It is not a fun morning to be a Celtics fan. I understand that, as I write this, it has been less than a year since the Celtics won the NBA Finals. So boo-hoo for me. Well, stop reading, and thanks for the click if you feel that way. The rest of my self-pity pals, let’s work through it.
Jayson Tatum’s playoffs are over (although that was probably only one or two more games), and if what all of our non-trained eyes saw is true, so is his 2025-2026 season. This is the darkest of the clouds hanging over the TD Garden.
In what looked like an Achilles tear, the Celtics lost one of the top-five players in the NBA at the absolute height of his career. Coming off an NBA championship, he had his best season this year, and at the time of the injury, he was in the middle of a 42/8/4. People love to clown on Tatum, but every one of those fan bases would want him on their team.
If you can work your way through the fog and darkness of the Tatum injury, you will be face-to-face with the Celtics in a 3-1 hole to the Knicks. A team they are better than; in a series that should have gone a different way (please see the game log for games one and two). With the way the playoffs are shaking out, the Celtics really missed an opportunity to be the first team to repeat since the 17-18 Warriors.
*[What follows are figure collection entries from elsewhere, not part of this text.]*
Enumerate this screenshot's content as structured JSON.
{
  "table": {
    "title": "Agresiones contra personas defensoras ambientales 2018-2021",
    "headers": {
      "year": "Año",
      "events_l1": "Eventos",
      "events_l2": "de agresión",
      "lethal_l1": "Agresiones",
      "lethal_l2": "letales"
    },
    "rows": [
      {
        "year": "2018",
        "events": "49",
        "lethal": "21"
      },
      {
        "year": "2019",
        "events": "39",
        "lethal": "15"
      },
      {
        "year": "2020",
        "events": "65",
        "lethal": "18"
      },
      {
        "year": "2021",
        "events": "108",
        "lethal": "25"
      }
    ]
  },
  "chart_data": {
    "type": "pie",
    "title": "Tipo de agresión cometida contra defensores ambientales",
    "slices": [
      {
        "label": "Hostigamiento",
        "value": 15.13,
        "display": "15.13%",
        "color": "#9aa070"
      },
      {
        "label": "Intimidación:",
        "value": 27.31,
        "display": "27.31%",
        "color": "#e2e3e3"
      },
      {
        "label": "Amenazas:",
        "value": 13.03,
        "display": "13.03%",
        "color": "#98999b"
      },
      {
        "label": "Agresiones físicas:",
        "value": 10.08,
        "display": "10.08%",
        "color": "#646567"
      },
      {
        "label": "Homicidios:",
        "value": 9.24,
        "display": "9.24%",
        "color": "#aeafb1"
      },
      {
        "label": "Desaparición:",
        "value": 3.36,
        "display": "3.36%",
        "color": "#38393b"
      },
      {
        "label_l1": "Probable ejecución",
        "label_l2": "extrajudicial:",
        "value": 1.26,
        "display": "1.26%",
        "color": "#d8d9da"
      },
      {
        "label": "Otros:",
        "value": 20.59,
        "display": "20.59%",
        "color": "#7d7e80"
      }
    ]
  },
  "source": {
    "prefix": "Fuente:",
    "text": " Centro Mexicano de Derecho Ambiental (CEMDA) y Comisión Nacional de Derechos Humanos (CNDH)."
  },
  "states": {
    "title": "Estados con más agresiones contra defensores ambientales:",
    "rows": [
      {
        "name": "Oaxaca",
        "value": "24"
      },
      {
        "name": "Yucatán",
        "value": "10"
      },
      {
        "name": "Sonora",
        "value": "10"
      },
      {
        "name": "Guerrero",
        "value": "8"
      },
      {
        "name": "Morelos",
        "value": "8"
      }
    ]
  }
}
The Celtics shrank in critical moments in all three of their losses. They had double-digit leads in each of those games. Double-digit leads in the second half of each game. They never recovered from second-half runs by New York. The offense got stagnant when the score got close (for us who watched them closely all year, it was a trend throughout the season). Boston would play one way to build a lead and completely abandon it when the Knicks started chipping away.
The Celtics lost their superpower. Last season, as they sprinted past the competition all season long and had the fourth-best net rating of all time (it is now fifth because of the Thunder this year), Kristaps Porzingis gave them a weapon no one else had. A seven-footer who could shoot outside, destroy mismatches in the paint, and provide rim protection on the other end.
Porzingis wasn’t the same this year. He had a freak injury in the Finals last year and missed the start of this season. He was in and out of the lineup for most of the year. When he finally got into the lineup regularly toward the end of the year, he suffered a mysterious illness that has plagued him since. Watching him in these playoffs, it seems his health is still affecting him.
These issues forecast an off-season in which a championship team will most likely be broken up. They are way over the second apron tax threshold, have aging role-players signed to big contracts, and without their All-NBA forward in Tatum, they don’t have a realistic shot at contending next season.
The Celtics look to follow in the footsteps of the 19-20 Toronto Raptors, 21-22 Milwaukee Bucks, 22-23 Golden State Warriors, and the 23-24 Denver Nuggets. Four of the last five defending champions lost in the second round. The 2021 Lakers lost in the first round. Not since the third year of the Curry-Durant Warriors in 2019, who lost in the Finals to the Raptors, has a defending champ made at least the Conference Finals.
There is no other way to look at this season. The Celtics blew a chance to repeat. Repeating is very hard to do. The season was still enjoyable, and Tatum was special. These things can be true even if there isn’t a championship to show for it. Next summer may come even quicker for the Celtics based on Tatum’s injury. All we can hope for at this point is that he can get back to the caliber he played at this year. If he does, the championship window will open again.